Superboy's mockery goes around, and comes around quite abruptly, as he's forced to eat spider-feet, as Spidey uses his hands to stick to the tank and throw his legs out in a double footed uppercut kick. He leaps down to follow the attack, but loses Superboy amongst the murky waters surrounding them.
Like napalm in the morning, Supes burns Spidey, leaping out of the water to flip the web-slinger before his spider-sense can even give him the chance to leap away.
Superboy swoops in for the kill, but this time the spider-clone is armed and ready with his patented impact webbing! He fires off two shots than explode, entangling and engulfing the young Superboy, who careens into a rooftop electrical box. A dangerous concoction when the rooftop has been flooded with water.

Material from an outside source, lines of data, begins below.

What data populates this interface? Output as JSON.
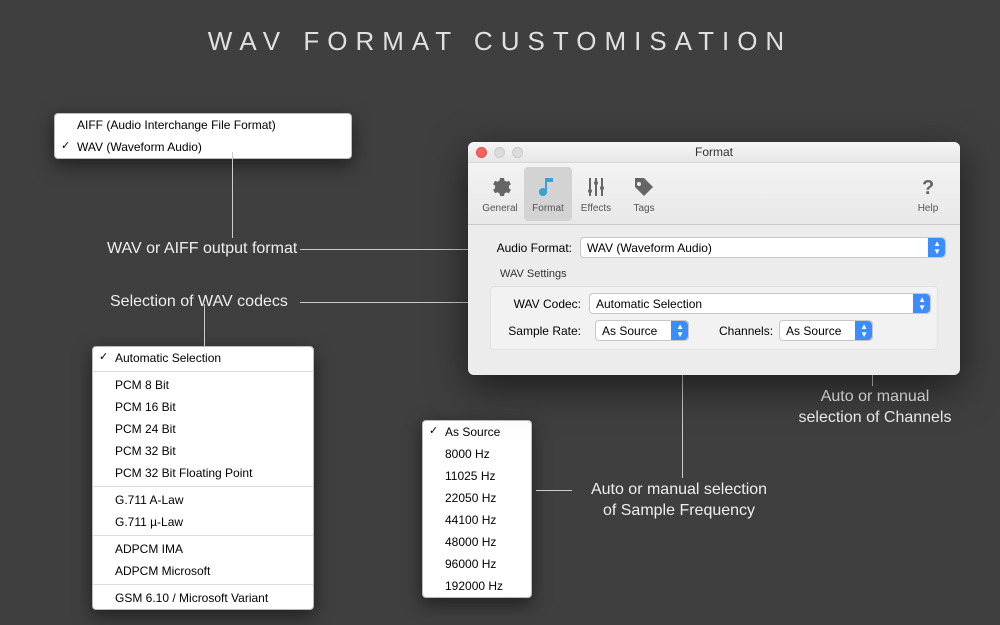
{
  "title": "WAV  FORMAT  CUSTOMISATION",
  "annotations": {
    "output_format": "WAV or AIFF output format",
    "codec_selection": "Selection of WAV codecs",
    "channels": "Auto or manual\nselection of Channels",
    "sample_freq": "Auto or manual selection\nof Sample Frequency"
  },
  "format_popup": {
    "items": [
      {
        "label": "AIFF (Audio Interchange File Format)",
        "checked": false
      },
      {
        "label": "WAV (Waveform Audio)",
        "checked": true
      }
    ]
  },
  "codec_popup": {
    "groups": [
      [
        {
          "label": "Automatic Selection",
          "checked": true
        }
      ],
      [
        {
          "label": "PCM 8 Bit"
        },
        {
          "label": "PCM 16 Bit"
        },
        {
          "label": "PCM 24 Bit"
        },
        {
          "label": "PCM 32 Bit"
        },
        {
          "label": "PCM 32 Bit Floating Point"
        }
      ],
      [
        {
          "label": "G.711 A-Law"
        },
        {
          "label": "G.711 µ-Law"
        }
      ],
      [
        {
          "label": "ADPCM IMA"
        },
        {
          "label": "ADPCM Microsoft"
        }
      ],
      [
        {
          "label": "GSM 6.10 / Microsoft Variant"
        }
      ]
    ]
  },
  "rate_popup": {
    "items": [
      {
        "label": "As Source",
        "checked": true
      },
      {
        "label": "8000 Hz"
      },
      {
        "label": "11025 Hz"
      },
      {
        "label": "22050 Hz"
      },
      {
        "label": "44100 Hz"
      },
      {
        "label": "48000 Hz"
      },
      {
        "label": "96000 Hz"
      },
      {
        "label": "192000 Hz"
      }
    ]
  },
  "window": {
    "title": "Format",
    "tabs": {
      "general": "General",
      "format": "Format",
      "effects": "Effects",
      "tags": "Tags",
      "help": "Help"
    },
    "form": {
      "audio_format_label": "Audio Format:",
      "audio_format_value": "WAV (Waveform Audio)",
      "section_title": "WAV Settings",
      "codec_label": "WAV Codec:",
      "codec_value": "Automatic Selection",
      "rate_label": "Sample Rate:",
      "rate_value": "As Source",
      "channels_label": "Channels:",
      "channels_value": "As Source"
    }
  }
}
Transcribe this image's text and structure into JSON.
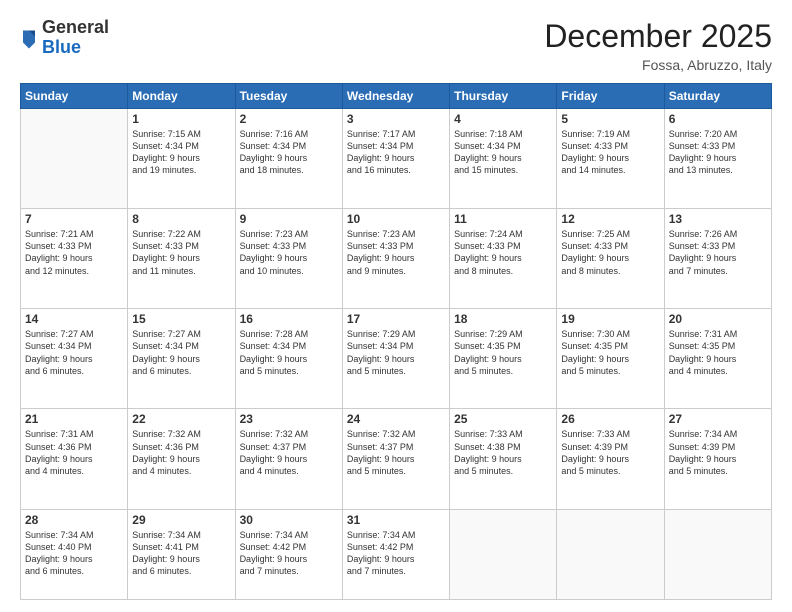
{
  "logo": {
    "general": "General",
    "blue": "Blue"
  },
  "header": {
    "month": "December 2025",
    "location": "Fossa, Abruzzo, Italy"
  },
  "weekdays": [
    "Sunday",
    "Monday",
    "Tuesday",
    "Wednesday",
    "Thursday",
    "Friday",
    "Saturday"
  ],
  "weeks": [
    [
      {
        "day": "",
        "lines": []
      },
      {
        "day": "1",
        "lines": [
          "Sunrise: 7:15 AM",
          "Sunset: 4:34 PM",
          "Daylight: 9 hours",
          "and 19 minutes."
        ]
      },
      {
        "day": "2",
        "lines": [
          "Sunrise: 7:16 AM",
          "Sunset: 4:34 PM",
          "Daylight: 9 hours",
          "and 18 minutes."
        ]
      },
      {
        "day": "3",
        "lines": [
          "Sunrise: 7:17 AM",
          "Sunset: 4:34 PM",
          "Daylight: 9 hours",
          "and 16 minutes."
        ]
      },
      {
        "day": "4",
        "lines": [
          "Sunrise: 7:18 AM",
          "Sunset: 4:34 PM",
          "Daylight: 9 hours",
          "and 15 minutes."
        ]
      },
      {
        "day": "5",
        "lines": [
          "Sunrise: 7:19 AM",
          "Sunset: 4:33 PM",
          "Daylight: 9 hours",
          "and 14 minutes."
        ]
      },
      {
        "day": "6",
        "lines": [
          "Sunrise: 7:20 AM",
          "Sunset: 4:33 PM",
          "Daylight: 9 hours",
          "and 13 minutes."
        ]
      }
    ],
    [
      {
        "day": "7",
        "lines": [
          "Sunrise: 7:21 AM",
          "Sunset: 4:33 PM",
          "Daylight: 9 hours",
          "and 12 minutes."
        ]
      },
      {
        "day": "8",
        "lines": [
          "Sunrise: 7:22 AM",
          "Sunset: 4:33 PM",
          "Daylight: 9 hours",
          "and 11 minutes."
        ]
      },
      {
        "day": "9",
        "lines": [
          "Sunrise: 7:23 AM",
          "Sunset: 4:33 PM",
          "Daylight: 9 hours",
          "and 10 minutes."
        ]
      },
      {
        "day": "10",
        "lines": [
          "Sunrise: 7:23 AM",
          "Sunset: 4:33 PM",
          "Daylight: 9 hours",
          "and 9 minutes."
        ]
      },
      {
        "day": "11",
        "lines": [
          "Sunrise: 7:24 AM",
          "Sunset: 4:33 PM",
          "Daylight: 9 hours",
          "and 8 minutes."
        ]
      },
      {
        "day": "12",
        "lines": [
          "Sunrise: 7:25 AM",
          "Sunset: 4:33 PM",
          "Daylight: 9 hours",
          "and 8 minutes."
        ]
      },
      {
        "day": "13",
        "lines": [
          "Sunrise: 7:26 AM",
          "Sunset: 4:33 PM",
          "Daylight: 9 hours",
          "and 7 minutes."
        ]
      }
    ],
    [
      {
        "day": "14",
        "lines": [
          "Sunrise: 7:27 AM",
          "Sunset: 4:34 PM",
          "Daylight: 9 hours",
          "and 6 minutes."
        ]
      },
      {
        "day": "15",
        "lines": [
          "Sunrise: 7:27 AM",
          "Sunset: 4:34 PM",
          "Daylight: 9 hours",
          "and 6 minutes."
        ]
      },
      {
        "day": "16",
        "lines": [
          "Sunrise: 7:28 AM",
          "Sunset: 4:34 PM",
          "Daylight: 9 hours",
          "and 5 minutes."
        ]
      },
      {
        "day": "17",
        "lines": [
          "Sunrise: 7:29 AM",
          "Sunset: 4:34 PM",
          "Daylight: 9 hours",
          "and 5 minutes."
        ]
      },
      {
        "day": "18",
        "lines": [
          "Sunrise: 7:29 AM",
          "Sunset: 4:35 PM",
          "Daylight: 9 hours",
          "and 5 minutes."
        ]
      },
      {
        "day": "19",
        "lines": [
          "Sunrise: 7:30 AM",
          "Sunset: 4:35 PM",
          "Daylight: 9 hours",
          "and 5 minutes."
        ]
      },
      {
        "day": "20",
        "lines": [
          "Sunrise: 7:31 AM",
          "Sunset: 4:35 PM",
          "Daylight: 9 hours",
          "and 4 minutes."
        ]
      }
    ],
    [
      {
        "day": "21",
        "lines": [
          "Sunrise: 7:31 AM",
          "Sunset: 4:36 PM",
          "Daylight: 9 hours",
          "and 4 minutes."
        ]
      },
      {
        "day": "22",
        "lines": [
          "Sunrise: 7:32 AM",
          "Sunset: 4:36 PM",
          "Daylight: 9 hours",
          "and 4 minutes."
        ]
      },
      {
        "day": "23",
        "lines": [
          "Sunrise: 7:32 AM",
          "Sunset: 4:37 PM",
          "Daylight: 9 hours",
          "and 4 minutes."
        ]
      },
      {
        "day": "24",
        "lines": [
          "Sunrise: 7:32 AM",
          "Sunset: 4:37 PM",
          "Daylight: 9 hours",
          "and 5 minutes."
        ]
      },
      {
        "day": "25",
        "lines": [
          "Sunrise: 7:33 AM",
          "Sunset: 4:38 PM",
          "Daylight: 9 hours",
          "and 5 minutes."
        ]
      },
      {
        "day": "26",
        "lines": [
          "Sunrise: 7:33 AM",
          "Sunset: 4:39 PM",
          "Daylight: 9 hours",
          "and 5 minutes."
        ]
      },
      {
        "day": "27",
        "lines": [
          "Sunrise: 7:34 AM",
          "Sunset: 4:39 PM",
          "Daylight: 9 hours",
          "and 5 minutes."
        ]
      }
    ],
    [
      {
        "day": "28",
        "lines": [
          "Sunrise: 7:34 AM",
          "Sunset: 4:40 PM",
          "Daylight: 9 hours",
          "and 6 minutes."
        ]
      },
      {
        "day": "29",
        "lines": [
          "Sunrise: 7:34 AM",
          "Sunset: 4:41 PM",
          "Daylight: 9 hours",
          "and 6 minutes."
        ]
      },
      {
        "day": "30",
        "lines": [
          "Sunrise: 7:34 AM",
          "Sunset: 4:42 PM",
          "Daylight: 9 hours",
          "and 7 minutes."
        ]
      },
      {
        "day": "31",
        "lines": [
          "Sunrise: 7:34 AM",
          "Sunset: 4:42 PM",
          "Daylight: 9 hours",
          "and 7 minutes."
        ]
      },
      {
        "day": "",
        "lines": []
      },
      {
        "day": "",
        "lines": []
      },
      {
        "day": "",
        "lines": []
      }
    ]
  ]
}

here you have it folks, as he's more affectionately known, the Scarlet Spider picks up the victory for Marvel! Just think, fans worldwide consider him one of the most embarassing blemishes on Marvel's record, and yet here he was in 1996, at the height of his career protecting the entire Marvel universe.
As you saw, this month we're testing out a new method for tale of the tape. It may be a little early to tell, but the status match-ups may just be the most ingenious method yet.
If the one on one match-ups involved fashion faux pas, maybe it would have been a different story. Or maybe it's just too hard to choose between torn sweat shirts, and single earrings. Yes, like the many weeks previous, we again are granted a window to ten years in the past. This time capsule highlights some of the finest errors of judgment known to any editor across the land.